We use signal detection theory to measure vulnerability to phishing attacks, including variation in performance across task conditions.

Background:

Phishing attacks are difficult to prevent with technology alone, as long as technology is operated by people. Those responsible for managing security risks must understand user decision making in order to create and evaluate potential solutions.

Method:

Using a scenario-based online task, we performed two experiments comparing performance on two tasks: detection, deciding whether an e-mail is phishing, and behavior, deciding what to do with an e-mail. In Experiment 1, we manipulated the order of the tasks and notification of the phishing base rate. In Experiment 2, we varied which task participants performed.

Results:

In both experiments, despite exhibiting cautious behavior, participants’ limited detection ability left them vulnerable to phishing attacks.
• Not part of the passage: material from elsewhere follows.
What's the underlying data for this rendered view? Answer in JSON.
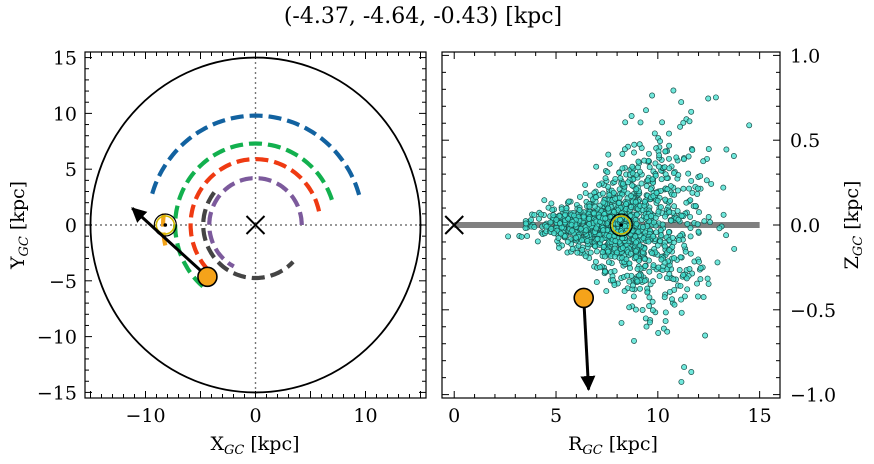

Greater sensitivity was positively correlated with confidence. Greater willingness to treat e-mails as legitimate was negatively correlated with perceived consequences from their actions and positively correlated with confidence. These patterns were robust across experimental conditions.

Conclusion:

Phishing-related decisions are sensitive to individuals’ detection ability, response bias, confidence, and perception of consequences. Performance differs when people evaluate messages or respond to them but not when their task varies in other ways.

Application:

Based on these results, potential interventions include providing users with feedback on their abilities and information about the consequences of phishing, perhaps targeting those with the worst performance. Signal detection methods offer system operators quantitative assessments of the impacts of interventions and their residual vulnerability.